Take Tennyson for example. I'd never read a single word of his till last night, but as I looked through his poems it seemed as if half the language started with him. Phrases and lines just seemed so right. My anthology doesn't contain much of his work, just a few representative samples I guess, but enough to know that this is real poetry.

Of course most of it is just plain hard to understand. After all, it was written a hundred and fifty odd years ago. When I started reading last night I had Portishead on the stereo; can you imagine someone in 2150 listening to 'Dummy' for the first time and being able to really appreciate it? Well, it's the same with me and Tennyson. But some things are immediately good, enough so that I can really enjoy the read.

I spent some time reading In Memoriam A.H.H and was struck by Tennyson's force of feeling. His friend Arthur Henry Hallam had died and this poem is Tennyson's response; personal, philosophical, but rooted in strong images and beautiful language. Take section eleven for example (I didn't have that many sections to choose from!); we see Tennyson stood somewhere in the countryside, in some wide open land early in the morning with dew highlighting the spiders' threads over the gorse bushes and the occasional chestnut rustling the leaves of a tree as it falls to the ground. A scene of total peace and calm.

But what is he doing there at that time? Clearly not everything is calm, he's grieving his friend. So the calm, "if any calm", is "a calm despair". The real calm, the "dead calm" is to be found on the ship bringing Hallam's body back to England.

And the idea of calm is in the structure of the poem too. The regular abba rhyme and the eight syllable lines give us a calm regularity, like a resting heartbeat or the sway of a boat on a gently heaving sea. But, and remember I know nothing about poetry, it seems to me that although each line has four stresses (tetrameter?) the first lines of stanzas two, three and four have five. This interrupts my calm! There's an unease as I read these lines out loud. It's as if Tennyson finds himself in the countryside in the first stanza, forgetting his grief for a moment, but then the calm is less than perfect in the following stanzas until things settle down again in the final stanza when we are brought to the "dead calm" in the "noble breast" of his lost friend.

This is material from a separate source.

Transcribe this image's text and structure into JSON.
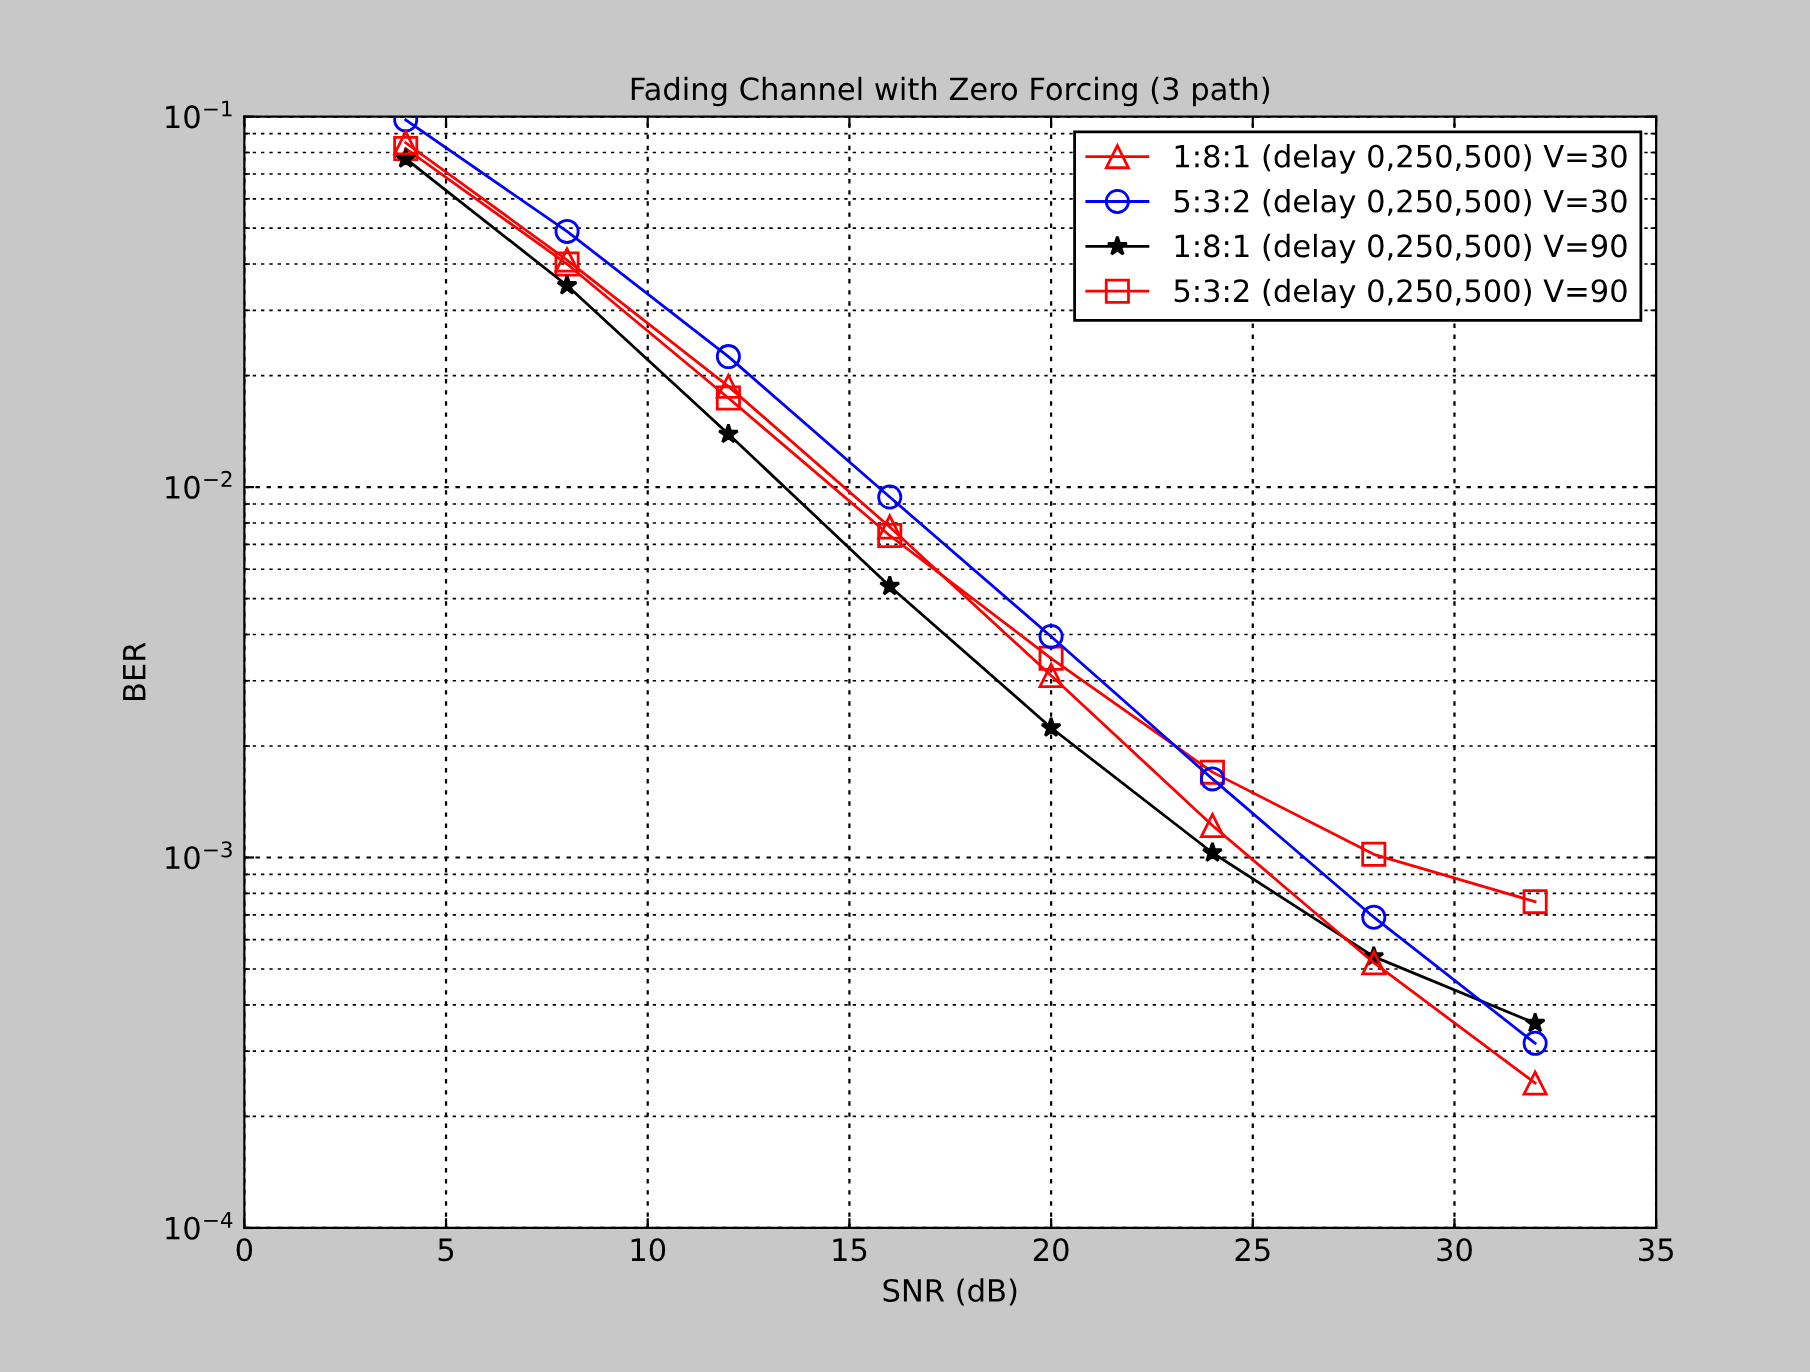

This will still be beautiful and touching in another hundred and fifty years.


In Memoriam A.H.H
XI.

Calm is the morn without a sound,
Calm as to suit a calmer grief,
And only thro' the faded leaf
The chestnut pattering to the ground:

Calm and deep peace on this high wold,
And on these dews that drench the furze,
And all the silvery gossamers
That twinkle into green and gold:

Calm and still light on yon great plain
That sweeps with all its autumn bowers,
And crowded farms and lessening towers,
To mingle with the bounding main:

Calm and deep peace in this wide air,
These leaves that redden to the fall;
And in my heart, if calm at all,
If any calm, a calm despair:

Calm on the seas, and silver sleep,
And waves that sway themselves in rest,
And dead calm in that noble breast
Which heaves but with the heaving deep.


Links:

Tennyson's Poetry (http://tennysonpoetry.home.att.net/index.htm)

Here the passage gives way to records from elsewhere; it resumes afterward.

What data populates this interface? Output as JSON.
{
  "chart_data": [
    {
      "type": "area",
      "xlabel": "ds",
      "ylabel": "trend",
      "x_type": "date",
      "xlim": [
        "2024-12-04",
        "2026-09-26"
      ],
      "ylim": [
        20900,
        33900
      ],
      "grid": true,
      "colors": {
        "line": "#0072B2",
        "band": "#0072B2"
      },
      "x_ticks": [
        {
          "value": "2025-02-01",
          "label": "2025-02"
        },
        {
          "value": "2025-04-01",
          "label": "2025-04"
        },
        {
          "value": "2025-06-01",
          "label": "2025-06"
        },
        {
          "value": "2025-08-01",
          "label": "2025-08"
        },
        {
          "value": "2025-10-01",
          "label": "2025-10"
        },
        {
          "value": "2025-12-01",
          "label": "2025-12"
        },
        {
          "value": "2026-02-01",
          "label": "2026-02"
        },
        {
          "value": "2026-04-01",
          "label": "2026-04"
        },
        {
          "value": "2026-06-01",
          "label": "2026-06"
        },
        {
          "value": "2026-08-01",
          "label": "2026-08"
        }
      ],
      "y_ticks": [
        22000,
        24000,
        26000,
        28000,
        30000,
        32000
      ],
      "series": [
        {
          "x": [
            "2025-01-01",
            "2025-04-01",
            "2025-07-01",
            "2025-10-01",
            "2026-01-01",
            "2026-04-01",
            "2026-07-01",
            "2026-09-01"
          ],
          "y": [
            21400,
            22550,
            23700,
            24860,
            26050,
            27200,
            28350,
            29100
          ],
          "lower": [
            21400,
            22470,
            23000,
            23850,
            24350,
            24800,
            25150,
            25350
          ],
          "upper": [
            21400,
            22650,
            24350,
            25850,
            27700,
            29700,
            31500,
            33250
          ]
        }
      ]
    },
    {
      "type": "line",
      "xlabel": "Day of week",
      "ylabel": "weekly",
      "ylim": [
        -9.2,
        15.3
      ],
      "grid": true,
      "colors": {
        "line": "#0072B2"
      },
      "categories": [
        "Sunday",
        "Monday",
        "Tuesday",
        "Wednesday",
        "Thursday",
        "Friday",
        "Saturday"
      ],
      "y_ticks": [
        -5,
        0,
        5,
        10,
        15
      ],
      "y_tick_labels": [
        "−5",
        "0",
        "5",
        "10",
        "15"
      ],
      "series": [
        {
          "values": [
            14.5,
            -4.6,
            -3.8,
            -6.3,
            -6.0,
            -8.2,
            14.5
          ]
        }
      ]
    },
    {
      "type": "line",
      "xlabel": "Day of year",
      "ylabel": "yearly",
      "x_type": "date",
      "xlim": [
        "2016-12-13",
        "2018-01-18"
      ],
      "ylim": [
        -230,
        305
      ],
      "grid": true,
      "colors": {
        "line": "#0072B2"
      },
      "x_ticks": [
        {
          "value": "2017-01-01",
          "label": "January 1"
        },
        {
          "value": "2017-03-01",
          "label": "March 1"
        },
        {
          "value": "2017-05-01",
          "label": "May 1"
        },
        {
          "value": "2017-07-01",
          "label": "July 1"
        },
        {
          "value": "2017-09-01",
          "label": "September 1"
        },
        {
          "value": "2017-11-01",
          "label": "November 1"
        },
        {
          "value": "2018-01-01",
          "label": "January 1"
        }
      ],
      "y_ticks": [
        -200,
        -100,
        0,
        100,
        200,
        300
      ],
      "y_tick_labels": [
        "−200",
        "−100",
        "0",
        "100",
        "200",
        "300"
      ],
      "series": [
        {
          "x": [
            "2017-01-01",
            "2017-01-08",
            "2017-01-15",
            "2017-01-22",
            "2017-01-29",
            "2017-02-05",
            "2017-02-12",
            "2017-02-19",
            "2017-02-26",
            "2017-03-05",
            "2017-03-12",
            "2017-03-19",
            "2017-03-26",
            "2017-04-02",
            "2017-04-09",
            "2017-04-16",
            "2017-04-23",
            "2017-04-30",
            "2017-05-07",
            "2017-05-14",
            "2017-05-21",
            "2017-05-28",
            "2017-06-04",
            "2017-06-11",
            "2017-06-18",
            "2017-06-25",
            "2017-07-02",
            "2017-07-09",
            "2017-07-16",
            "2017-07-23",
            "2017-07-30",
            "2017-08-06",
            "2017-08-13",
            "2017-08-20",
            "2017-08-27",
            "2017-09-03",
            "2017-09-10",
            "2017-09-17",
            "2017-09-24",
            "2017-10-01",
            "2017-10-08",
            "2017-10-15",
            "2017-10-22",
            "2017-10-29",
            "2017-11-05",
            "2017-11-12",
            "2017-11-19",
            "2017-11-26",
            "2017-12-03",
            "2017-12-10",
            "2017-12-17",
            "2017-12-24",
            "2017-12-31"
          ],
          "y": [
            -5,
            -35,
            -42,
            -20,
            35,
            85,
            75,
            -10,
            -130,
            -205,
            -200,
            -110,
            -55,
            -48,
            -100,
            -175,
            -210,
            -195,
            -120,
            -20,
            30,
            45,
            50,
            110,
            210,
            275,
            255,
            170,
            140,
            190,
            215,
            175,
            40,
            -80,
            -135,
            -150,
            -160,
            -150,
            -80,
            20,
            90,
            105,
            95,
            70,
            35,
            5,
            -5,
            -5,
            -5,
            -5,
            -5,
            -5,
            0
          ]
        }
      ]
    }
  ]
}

Alfred Lord Tennyson (http://www.victorianweb.org/authors/tennyson/tennyov.html)

(Edited to fix the links!)

HowardM2
04-29-2004, 04:47 AM
YOu mention you had access only to part of the poem; here's a link to the complete text (http://www.theotherpages.org/poems/books/tennyson/tennyson01.html).


"it seems to me that although each line has four stresses (tetrameter?) the first lines of stanzas two, three and four have five."

Calm and deep peace on this high wold,
/ CALM and/ DEEP PEACE/ on this/ HIGH WOLD/
/ trochee/ spondee/ {pyrrhic/ spondee = double iamb}

Yes, there are five stresses, although both "deep" and "high" are perhaps stressed slightly less strongly than the syllables that follow them; these are perfectly acceptable substitutions in iambic meter (see the thread on "Standard Substitutions in Strict Iambic Pentameter" in "Blurbs"--the same substitutions apply to tetrameter, as long as there are fewer of them).

Marcus P
04-29-2004, 04:53 AM
Thank you Howard,
You really are a super moderator!
Thank you.
Marcus

(Oh, I didn't have the whole poem in my book at home. But I found it later on the Internet at work! But, thanks again for the new link!)